If it does, who is the author, the voice, the one person who is the spirit, inspiration and embodiment of the event?
Great events are like great performances, great books, great movies, great stories. And every great story has a single voice, an author. Star Wars had George Lucas, TED had Richard Saul Wurman, Harry Potter had J.K. Rowling, and the World Economic Forum in Davos had Klaus Martin Schwab.
Not convinced? You say, our event is to educate, to share ideas, to offer a forum for networking, to host a trade show, to share science. All of this is true and necessary, of course, but it’s not enough.

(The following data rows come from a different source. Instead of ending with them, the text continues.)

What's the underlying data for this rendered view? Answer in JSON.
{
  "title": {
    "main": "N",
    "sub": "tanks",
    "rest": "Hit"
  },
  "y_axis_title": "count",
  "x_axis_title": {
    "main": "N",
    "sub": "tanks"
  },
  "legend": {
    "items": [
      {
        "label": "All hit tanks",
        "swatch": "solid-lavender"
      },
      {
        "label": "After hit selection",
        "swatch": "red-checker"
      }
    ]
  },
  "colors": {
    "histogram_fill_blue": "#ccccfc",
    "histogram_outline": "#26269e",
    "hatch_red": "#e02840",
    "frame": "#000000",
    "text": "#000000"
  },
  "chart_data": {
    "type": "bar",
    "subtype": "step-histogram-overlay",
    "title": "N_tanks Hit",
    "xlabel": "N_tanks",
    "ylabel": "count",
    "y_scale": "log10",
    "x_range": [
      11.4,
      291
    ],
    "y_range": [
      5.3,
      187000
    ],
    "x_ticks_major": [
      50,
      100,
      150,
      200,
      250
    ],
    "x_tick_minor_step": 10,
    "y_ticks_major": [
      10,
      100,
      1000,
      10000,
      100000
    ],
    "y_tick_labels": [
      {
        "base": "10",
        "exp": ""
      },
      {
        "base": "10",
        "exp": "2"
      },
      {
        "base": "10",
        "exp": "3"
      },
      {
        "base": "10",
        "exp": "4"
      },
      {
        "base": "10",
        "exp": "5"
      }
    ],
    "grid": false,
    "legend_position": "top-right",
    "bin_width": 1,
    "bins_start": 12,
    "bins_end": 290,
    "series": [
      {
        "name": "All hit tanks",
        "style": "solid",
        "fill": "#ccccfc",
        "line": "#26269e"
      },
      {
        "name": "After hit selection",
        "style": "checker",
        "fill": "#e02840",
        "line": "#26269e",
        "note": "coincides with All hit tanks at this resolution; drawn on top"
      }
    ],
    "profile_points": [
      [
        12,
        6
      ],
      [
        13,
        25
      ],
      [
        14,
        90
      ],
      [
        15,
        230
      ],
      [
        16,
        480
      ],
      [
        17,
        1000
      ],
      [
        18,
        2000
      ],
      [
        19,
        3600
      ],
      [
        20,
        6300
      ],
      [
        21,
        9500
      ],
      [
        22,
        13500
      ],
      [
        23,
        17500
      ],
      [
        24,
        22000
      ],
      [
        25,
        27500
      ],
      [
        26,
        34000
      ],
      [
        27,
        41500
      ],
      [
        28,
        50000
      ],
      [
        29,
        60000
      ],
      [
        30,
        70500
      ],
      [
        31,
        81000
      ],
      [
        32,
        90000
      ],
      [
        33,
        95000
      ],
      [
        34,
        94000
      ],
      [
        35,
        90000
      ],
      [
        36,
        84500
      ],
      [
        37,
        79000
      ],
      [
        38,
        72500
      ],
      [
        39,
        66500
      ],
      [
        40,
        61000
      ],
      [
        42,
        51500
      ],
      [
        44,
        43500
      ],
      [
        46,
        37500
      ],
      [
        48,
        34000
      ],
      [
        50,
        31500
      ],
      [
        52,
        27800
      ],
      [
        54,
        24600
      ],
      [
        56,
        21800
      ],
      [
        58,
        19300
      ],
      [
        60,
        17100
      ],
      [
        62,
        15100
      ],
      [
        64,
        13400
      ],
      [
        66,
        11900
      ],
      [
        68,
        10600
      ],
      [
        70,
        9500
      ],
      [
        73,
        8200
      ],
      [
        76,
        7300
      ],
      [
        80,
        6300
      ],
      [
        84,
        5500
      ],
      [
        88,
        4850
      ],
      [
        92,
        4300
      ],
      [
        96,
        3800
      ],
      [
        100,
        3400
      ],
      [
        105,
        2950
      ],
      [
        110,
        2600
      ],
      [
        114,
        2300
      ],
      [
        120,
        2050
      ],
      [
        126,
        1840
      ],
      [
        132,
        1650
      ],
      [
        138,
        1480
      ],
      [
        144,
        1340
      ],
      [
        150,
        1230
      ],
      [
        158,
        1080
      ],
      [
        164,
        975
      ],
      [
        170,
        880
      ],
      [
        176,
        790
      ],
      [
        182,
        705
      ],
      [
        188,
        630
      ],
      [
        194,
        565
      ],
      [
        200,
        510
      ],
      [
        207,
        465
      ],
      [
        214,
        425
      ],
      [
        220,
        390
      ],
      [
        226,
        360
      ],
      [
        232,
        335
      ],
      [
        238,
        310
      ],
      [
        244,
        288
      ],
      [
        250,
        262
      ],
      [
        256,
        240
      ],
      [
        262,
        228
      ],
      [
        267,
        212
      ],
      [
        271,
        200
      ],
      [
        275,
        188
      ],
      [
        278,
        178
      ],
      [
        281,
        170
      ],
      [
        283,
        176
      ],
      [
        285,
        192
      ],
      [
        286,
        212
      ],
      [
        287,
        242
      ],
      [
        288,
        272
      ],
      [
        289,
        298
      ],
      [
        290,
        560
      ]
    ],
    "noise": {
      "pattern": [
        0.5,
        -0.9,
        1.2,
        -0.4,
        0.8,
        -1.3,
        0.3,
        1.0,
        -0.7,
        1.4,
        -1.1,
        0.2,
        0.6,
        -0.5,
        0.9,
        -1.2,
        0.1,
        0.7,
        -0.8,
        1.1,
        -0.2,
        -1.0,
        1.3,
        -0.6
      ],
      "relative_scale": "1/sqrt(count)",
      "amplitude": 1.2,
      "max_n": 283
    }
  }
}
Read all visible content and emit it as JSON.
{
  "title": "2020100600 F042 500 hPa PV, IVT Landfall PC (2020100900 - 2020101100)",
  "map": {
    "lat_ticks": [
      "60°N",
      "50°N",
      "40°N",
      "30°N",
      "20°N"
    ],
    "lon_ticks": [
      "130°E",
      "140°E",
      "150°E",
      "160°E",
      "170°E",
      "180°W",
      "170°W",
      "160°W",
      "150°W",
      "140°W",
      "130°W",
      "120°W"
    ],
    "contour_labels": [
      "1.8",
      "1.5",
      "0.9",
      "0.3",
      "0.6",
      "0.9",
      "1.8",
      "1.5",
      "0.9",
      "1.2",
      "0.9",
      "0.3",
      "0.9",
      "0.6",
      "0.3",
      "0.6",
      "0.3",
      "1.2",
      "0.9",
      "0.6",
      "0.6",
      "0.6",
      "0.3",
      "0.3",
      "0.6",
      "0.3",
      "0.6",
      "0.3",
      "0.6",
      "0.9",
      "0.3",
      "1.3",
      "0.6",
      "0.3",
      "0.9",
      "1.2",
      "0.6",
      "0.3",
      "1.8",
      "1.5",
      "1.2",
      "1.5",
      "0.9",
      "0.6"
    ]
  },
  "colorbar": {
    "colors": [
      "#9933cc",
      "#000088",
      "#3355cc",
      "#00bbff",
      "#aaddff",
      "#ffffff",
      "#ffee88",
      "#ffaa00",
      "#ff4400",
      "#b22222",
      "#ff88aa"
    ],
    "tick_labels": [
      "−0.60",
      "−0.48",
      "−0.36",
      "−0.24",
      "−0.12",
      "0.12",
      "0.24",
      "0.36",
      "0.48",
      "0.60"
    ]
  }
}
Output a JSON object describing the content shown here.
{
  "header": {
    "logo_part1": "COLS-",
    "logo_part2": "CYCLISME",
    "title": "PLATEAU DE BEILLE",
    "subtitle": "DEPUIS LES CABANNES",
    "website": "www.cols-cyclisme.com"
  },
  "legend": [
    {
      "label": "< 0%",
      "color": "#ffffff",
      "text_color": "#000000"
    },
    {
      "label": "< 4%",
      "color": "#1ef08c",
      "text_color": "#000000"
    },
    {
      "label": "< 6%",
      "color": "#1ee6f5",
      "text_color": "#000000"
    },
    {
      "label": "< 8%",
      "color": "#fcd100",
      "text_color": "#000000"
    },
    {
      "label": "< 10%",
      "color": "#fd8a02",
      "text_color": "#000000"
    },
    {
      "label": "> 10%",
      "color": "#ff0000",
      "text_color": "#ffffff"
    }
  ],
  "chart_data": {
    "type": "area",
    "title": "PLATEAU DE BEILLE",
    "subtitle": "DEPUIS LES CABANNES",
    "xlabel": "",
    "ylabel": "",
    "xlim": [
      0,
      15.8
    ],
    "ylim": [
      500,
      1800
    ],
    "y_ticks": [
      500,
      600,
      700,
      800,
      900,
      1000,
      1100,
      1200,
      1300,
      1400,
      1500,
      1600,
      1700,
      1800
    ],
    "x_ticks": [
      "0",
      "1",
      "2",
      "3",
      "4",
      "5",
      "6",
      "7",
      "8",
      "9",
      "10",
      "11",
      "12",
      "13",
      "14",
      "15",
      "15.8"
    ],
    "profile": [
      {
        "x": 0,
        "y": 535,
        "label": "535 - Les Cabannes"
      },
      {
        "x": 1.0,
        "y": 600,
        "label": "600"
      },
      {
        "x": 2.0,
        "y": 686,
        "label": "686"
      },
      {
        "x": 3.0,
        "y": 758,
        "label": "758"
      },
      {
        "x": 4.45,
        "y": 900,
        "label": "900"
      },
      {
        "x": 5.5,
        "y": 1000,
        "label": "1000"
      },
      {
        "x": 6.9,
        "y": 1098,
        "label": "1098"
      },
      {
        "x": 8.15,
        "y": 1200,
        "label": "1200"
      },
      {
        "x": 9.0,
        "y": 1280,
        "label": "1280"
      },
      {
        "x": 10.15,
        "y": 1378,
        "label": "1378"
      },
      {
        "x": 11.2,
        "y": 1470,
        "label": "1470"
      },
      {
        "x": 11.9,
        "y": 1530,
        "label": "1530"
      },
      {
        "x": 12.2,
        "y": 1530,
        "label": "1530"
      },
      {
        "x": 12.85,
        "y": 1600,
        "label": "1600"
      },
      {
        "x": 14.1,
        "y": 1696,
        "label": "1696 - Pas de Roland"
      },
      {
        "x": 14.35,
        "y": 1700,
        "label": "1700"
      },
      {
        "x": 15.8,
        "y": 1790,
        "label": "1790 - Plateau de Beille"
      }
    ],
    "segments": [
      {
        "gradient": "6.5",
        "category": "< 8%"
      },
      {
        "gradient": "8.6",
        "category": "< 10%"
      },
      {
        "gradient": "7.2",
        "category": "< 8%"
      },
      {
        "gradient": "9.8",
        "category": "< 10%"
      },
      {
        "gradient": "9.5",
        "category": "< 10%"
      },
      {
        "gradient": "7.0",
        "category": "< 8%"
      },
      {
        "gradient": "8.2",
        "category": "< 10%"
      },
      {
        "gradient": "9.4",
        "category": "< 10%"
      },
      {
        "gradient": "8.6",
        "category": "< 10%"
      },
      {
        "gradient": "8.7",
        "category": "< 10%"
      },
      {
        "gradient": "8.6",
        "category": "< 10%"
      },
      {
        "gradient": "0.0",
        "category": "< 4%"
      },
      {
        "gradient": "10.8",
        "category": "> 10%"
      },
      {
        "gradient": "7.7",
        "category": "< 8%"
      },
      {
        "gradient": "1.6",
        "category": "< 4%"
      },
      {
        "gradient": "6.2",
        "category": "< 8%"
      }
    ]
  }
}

Every audience, at every event, wants and needs to be entertained, inspired, connected and part of something bigger. Great events have a narrative, a story line, a plot, creative tension, a script, performers, stage hands, roadies—a great event is a show. Yes, it’s a business; it’s show-business.
Want to know how to compete with conference attendance apathy, the proliferation of social media, virtual learning and the number one response to the survey question from non-attendees—“your event is too expensive,” (or it’s too far for me to travel)? The answer is to make it worth it, make it a performance, tell a story, leave your audience wanting more.
This is not possible when you have five departments each doing their own thing, one group in charge of logistics, one group doing the programming, one in charge of marketing, another person responsible for the P&L, and still another group of volunteers and committees who want to help.
No great novel, play, movie or story was ever written by a committee.
It’s time to think about a unified, empowered, inspired and talented author to write your next event. Even trade shows, scientific sessions and educational conferences need a plot and a unified, compelling and aspirational story.
Three tips to get started:
- We always suggest writing an event manifesto, an aspirational anthem, that captures the essence of the audience and the raison d’être of what you are seeking to accomplish by bringing your audience together.
- The author should have creative control and be allowed to have their vision come to life, which is not easy in a bureaucracy or an organization that has to bow to the will of multiple voices. You can honor the voices and incorporate them, but don’t let them dilute the author’s narrative.
- Seek outside advice. Often times, an informed and objective outsider can capture the soul and personality of a live experience better than those closest to it. Political candidates need advisors to channel their voice, heroes need a ghost writer to tell their stories, and great directors need a scriptwriter to bring the story to life.
Who will write the story for your organization’s next live performance?